En la Eucaristía del Jueves Santo

Homilía del arzobispo de Sevilla, Mons. Juan José Asenjo

Acabamos de escuchar la Palabra de Dios en esta Eucaristía de Jueves Santo. En ella recordamos y actualizamos la última Cena del Señor. Era la fiesta de la Pascua judía. Y Jesús se reunió como de costumbre con sus apóstoles para celebrar la Pascua comiendo el cordero pascual. Y en el transcurso de esa cena religiosa, cargada de significado para el pueblo judío, pues en ella recordaba su salida de Egipto, Jesús anticipó su entrega quedándose en la Eucaristía.

En este día de Jueves Santo recordamos la institución de este sacramento, que a lo largo de dos mil años la Iglesia no ha cesado de celebrar todos los días por el ministerio de los sacerdotes. Jueves Santo es además el día del sacerdocio, que Jesús instituye en la cena pascual. Sin sacerdotes no hay Eucaristía. Por ello, hoy debemos pedir al Señor que no nos falten nunca sacerdotes que puedan celebrar este admirable sacramento. Hemos de pedir también al Señor la santidad para nuestros sacerdotes; que en nuestro ministerio y en nuestra vida de entrega a Dios y a los hermanos estemos a la altura de lo que el sacramento que celebramos representa y simboliza: el cuerpo de Cristo entregado y su sangre derramada en sacrificio para la salvación de todos los hombres.

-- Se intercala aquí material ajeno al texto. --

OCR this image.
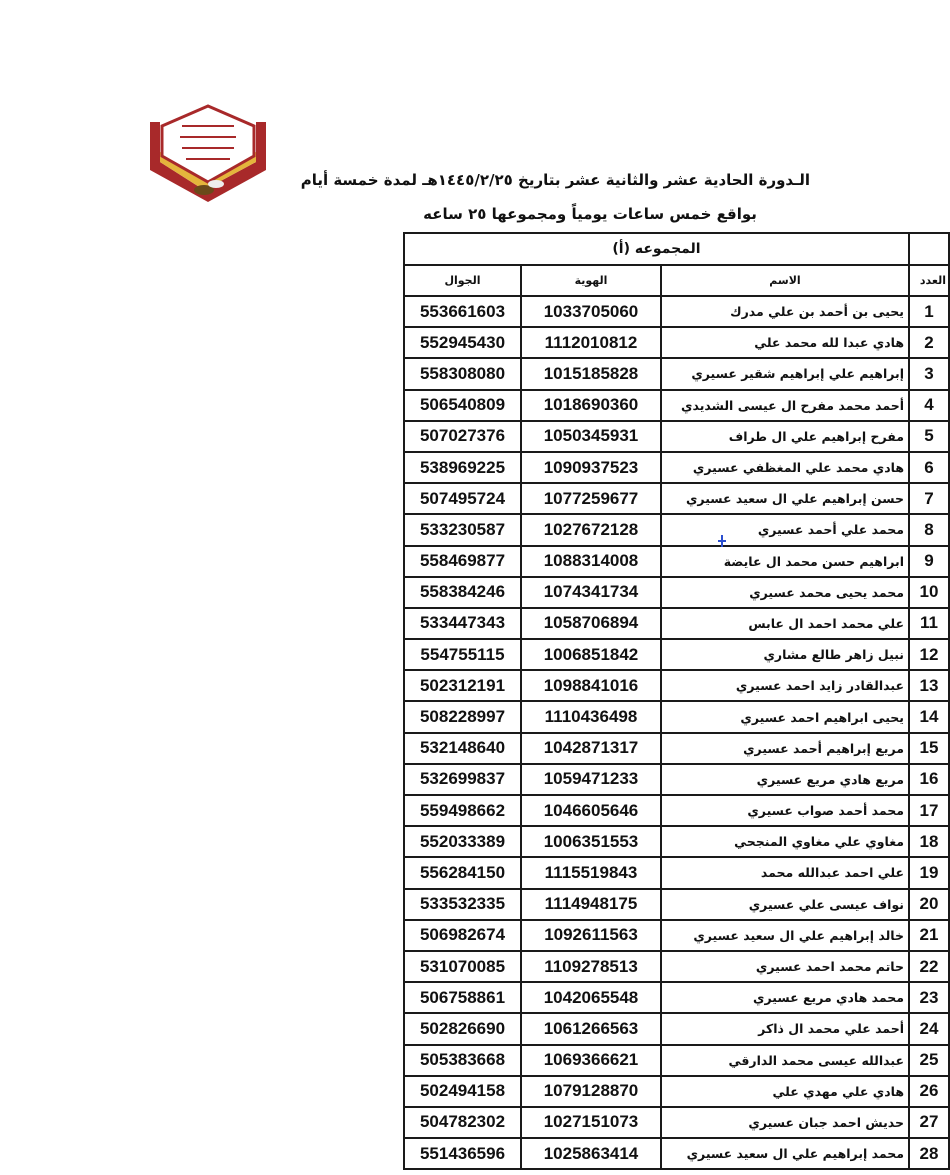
الـدورة الحادية عشر والثانية عشر بتاريخ ١٤٤٥/٢/٢٥هـ لمدة خمسة أيام
بواقع خمس ساعات يومياً ومجموعها ٢٥ ساعه
	المجموعه (أ)		
العدد	الاسم	الهوية	الجوال
1	يحيى بن أحمد بن علي مدرك	1033705060	553661603
2	هادي عبدا لله محمد علي	1112010812	552945430
3	إبراهيم علي إبراهيم شقير عسيري	1015185828	558308080
4	أحمد محمد مفرح ال عيسى الشديدي	1018690360	506540809
5	مفرح إبراهيم علي ال طراف	1050345931	507027376
6	هادي محمد علي المغظفي عسيري	1090937523	538969225
7	حسن إبراهيم علي ال سعيد عسيري	1077259677	507495724
8	محمد علي أحمد عسيري	1027672128	533230587
9	ابراهيم حسن محمد ال عايضة	1088314008	558469877
10	محمد يحيى محمد عسيري	1074341734	558384246
11	علي محمد احمد ال عابس	1058706894	533447343
12	نبيل زاهر طالع مشاري	1006851842	554755115
13	عبدالقادر زايد احمد عسيري	1098841016	502312191
14	يحيى ابراهيم احمد عسيري	1110436498	508228997
15	مريع إبراهيم أحمد عسيري	1042871317	532148640
16	مريع هادي مريع عسيري	1059471233	532699837
17	محمد أحمد صواب عسيري	1046605646	559498662
18	مغاوي علي مغاوي المنجحي	1006351553	552033389
19	علي احمد عبدالله محمد	1115519843	556284150
20	نواف عيسى علي عسيري	1114948175	533532335
21	خالد إبراهيم علي ال سعيد عسيري	1092611563	506982674
22	حاتم محمد احمد عسيري	1109278513	531070085
23	محمد هادي مريع عسيري	1042065548	506758861
24	أحمد علي محمد ال ذاكر	1061266563	502826690
25	عبدالله عيسى محمد الدارقي	1069366621	505383668
26	هادي علي مهدي علي	1079128870	502494158
27	حديش احمد جبان عسيري	1027151073	504782302
28	محمد إبراهيم علي ال سعيد عسيري	1025863414	551436596
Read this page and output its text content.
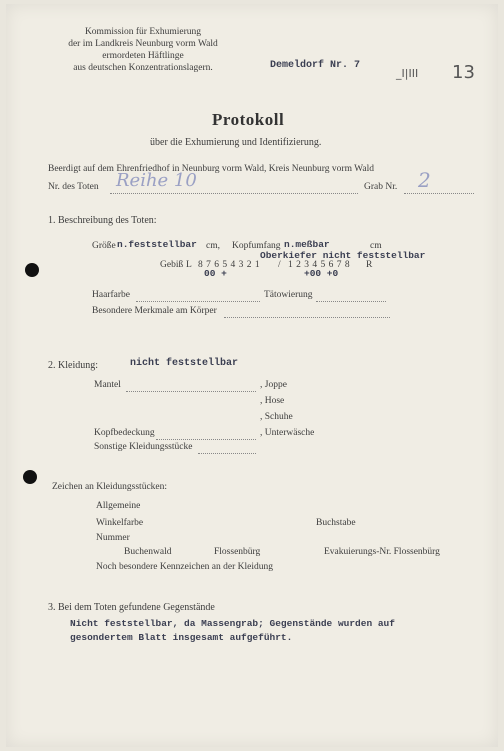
Kommission für Exhumierung
der im Landkreis Neunburg vorm Wald
ermordeten Häftlinge
aus deutschen Konzentrationslagern.	Demeldorf Nr. 7
_I|III 13
Protokoll
über die Exhumierung und Identifizierung.
Beerdigt auf dem Ehrenfriedhof in Neunburg vorm Wald, Kreis Neunburg vorm Wald
Nr. des Toten Reihe 10	Grab Nr. 2
1. Beschreibung des Toten:
Größe n.feststellbar cm, Kopfumfang n.meßbar	cm
Oberkiefer nicht feststellbar
Gebiß L 8 7 6 5 4 3 2 1 / 1 2 3 4 5 6 7 8 R
00 +	+00 +0
Haarfarbe	Tätowierung
Besondere Merkmale am Körper
2. Kleidung:	nicht feststellbar
Mantel	, Joppe
, Hose
, Schuhe
Kopfbedeckung	, Unterwäsche
Sonstige Kleidungsstücke
Zeichen an Kleidungsstücken:
Allgemeine
Winkelfarbe	Buchstabe
Nummer
Buchenwald	Flossenbürg	Evakuierungs-Nr. Flossenbürg
Noch besondere Kennzeichen an der Kleidung
3. Bei dem Toten gefundene Gegenstände
Nicht feststellbar, da Massengrab; Gegenstände wurden auf
gesondertem Blatt insgesamt aufgeführt.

La Eucaristía es presencia real. En ella nos encontramos con Jesús, vivo, glorioso, resucitado, presente entre nosotros de manera real y verdadera. En ella cumple su promesa de estar “con nosotros todos los días hasta el fin del mundo” (Mt 28,20). En este sacramento, Jesús se nos hace cercano, amigo y compañero de un camino. La liturgia de esta tarde subraya esta presencia, colocando al final de la Misa el pan consagrado en el Monumento. Agradezcamos a Jesucristo su presencia permanente en nuestros templos.

La Eucaristía es también acción de gracias, que eso significa Eucaristía. Ella es la más perfecta acción de gracias y glorificación que Cristo tributa al Padre celestial por su obediencia. Es además sacrificio, porque no sólo rememora, sino que actualiza el único sacrificio de la Cruz. En ella Jesús prolonga su sacrificio y su ofrenda, la que le llevó hasta la muerte por amor en la cruz. La Eucaristía es además Santa Misa, es decir, mesa santa en la que el Señor se convierte en alimento del caminante, viático del peregrino y banquete en el que el Señor nos invita a participar cuando nos dice: “En verdad, en verdad os digo: si no coméis la carne del Hijo del Hombre y no bebéis su sangre no tendréis vida en vosotros” (Jn 6,53).

Efectivamente, en la tarde de Jueves Santo Jesús instituye la Eucaristía también como banquete y alimento. Lo hace después de proclamar el mandamiento nuevo y de lavar los pies a los Apóstoles, gesto con el que les propone un programa de vida basado en el amor, en la entrega a los hermanos, el perdón y el espíritu de servicio. Cuando el Señor propone una tarea, da también la fuerza necesaria para cumplirla. La tarea del amor servicial y gratuito a los hermanos, como en general, toda la vida cristiana vivida en una atmósfera de exigencia y de tensión moral sólo es posible vivirla con la gracia y la fuerza interior que nos brinda la Eucaristía, recibida con frecuencia y con las debidas disposiciones.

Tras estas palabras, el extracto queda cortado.